8. Potensi Politik dan Simbolik
• Nama “Merah Putih” sarat simbol nasionalisme, tapi bisa juga dipakai untuk kepentingan politik.
• Ada kekhawatiran koperasi ini lebih banyak jadi proyek citra dibanding solusi nyata.
SARAN KOPERASI DESA/KELURAHAN MERAH PUTIH
Meskipun kritik terhadap Koperasi Desa/Kelurahan Merah Putih cukup banyak, namun agar program ini tidak sia-sia dapat dilakukan perbaikan sambil jalan.
1. Pendekatan Partisipatif Pasca-Pembentukan
• Walaupun koperasi sudah ada, tetap bisa dilakukan pemetaan potensi desa (komoditas unggulan, kebutuhan masyarakat, rantai pasok).
• Libatkan masyarakat dalam musyawarah untuk menentukan jenis usaha koperasi. Dengan begitu, koperasi terasa lahir dari mereka, bukan dipaksakan.
2. Diversifikasi Jenis Koperasi
• Jangan hanya fokus ke KSP (simpan pinjam), karena sering kali cepat macet.
• Dorong koperasi produsen (petani, nelayan, pengrajin) dan pemasaran/distributor yang bisa menjembatani desa dengan pasar kota.
• Perkuat jaringan dengan koperasi konsumen di perkotaan, sehingga tercipta rantai ekonomi koperasi.
3. Pendampingan Intensif
• Koperasi baru perlu pendamping lapangan yang paham manajemen, usaha, dan dinamika sosial.
• Pendampingan jangan hanya administratif (laporan, RAT), tapi juga bisnis plan, pemasaran, dan digitalisasi.
4. Fleksibilitas Dana
• Jangan hanya menyalurkan dana Rp 3 miliar, tapi buat mekanisme bertahap, yaitu pencairan sesuai progres usaha koperasi.
• Dana bisa diarahkan pada unit usaha berbasis potensi desa, bukan dibagi rata atau asal habis.
5. Integrasi dengan BUMDes & Swasta
• Jangan ada tumpang tindih. Jika desa sudah punya BUMDes, koperasi bisa menjadi mitra, bukan saingan.

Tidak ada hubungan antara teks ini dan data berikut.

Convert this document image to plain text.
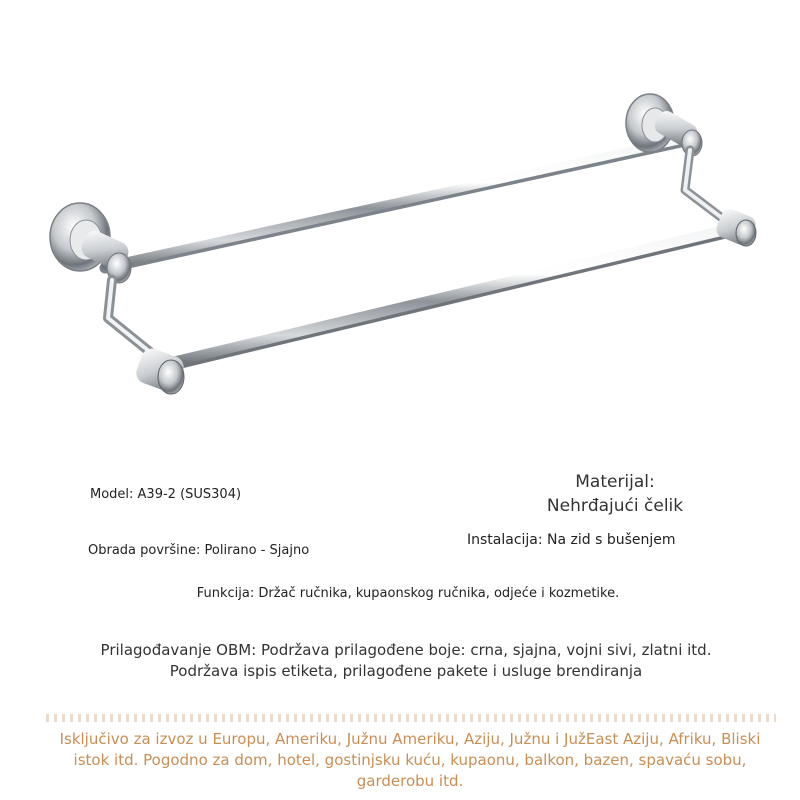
Model: A39-2 (SUS304)
Materijal:
Nehrđajući čelik
Obrada površine: Polirano - Sjajno
Instalacija: Na zid s bušenjem
Funkcija: Držač ručnika, kupaonskog ručnika, odjeće i kozmetike.
Prilagođavanje OBM: Podržava prilagođene boje: crna, sjajna, vojni sivi, zlatni itd.
Podržava ispis etiketa, prilagođene pakete i usluge brendiranja
Isključivo za izvoz u Europu, Ameriku, Južnu Ameriku, Aziju, Južnu i JužEast Aziju, Afriku, Bliski istok itd. Pogodno za dom, hotel, gostinjsku kuću, kupaonu, balkon, bazen, spavaću sobu, garderobu itd.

• Juga bisa kerjasama dengan sektor swasta (misalnya koperasi nelayan jadi pemasok hotel dan restoran di Lombok).
6. Penguatan Kapasitas Anggota
• Lakukan diklat kewirausahaan, literasi keuangan, dan digital marketing.
• Dengan begitu, koperasi tidak hanya punya badan hukum, tetapi juga punya anggota yang siap menjalankan bisnis.
7. Monitoring & Evaluasi yang Realistis
• Indikator keberhasilan jangan hanya “jumlah koperasi yang berdiri”.
• Harus jelas: omzet meningkat, anggota sejahtera, ada usaha jalan, kontribusi nyata bagi ekonomi desa.
8. Narasi & Sosialisasi
• Bangun narasi bahwa Koperasi Merah Putih adalah alat perjuangan ekonomi rakyat, bukan sekadar program proyek.
• Sosialisasi perlu menyentuh aspek ideologi koperasi: kebersamaan, kemandirian, dan keberlanjutan.
PENUTUP
Koperasi Desa Merah Putih akan menjadi pusat ekonomi desa sekaligus menjadi agen perubahan yang mendasar. Jika masyarakat semula bergerak sendiri-sendiri, individu per individu maka dengan adanya koperasi dapat dilakukan secara kolektif, bersama-sama, dengan semangat gotong royong. Tidak ada lagi kesulitan dalam distribusi produk, cukup melalui koperasi dan koperasi yang akan mendistribusikan. Harga juga cukup kompetitif dan di akhir tahun buku jika terdapat keuntungan, setiap anggota akan menerima hasil sesuai dengan tingkat partisipasinya. Dengan demikian, Koperasi Desa Merah Putih akan mampu bertindak sebagai jalan bagi masyarakat menuju kesejahteraan.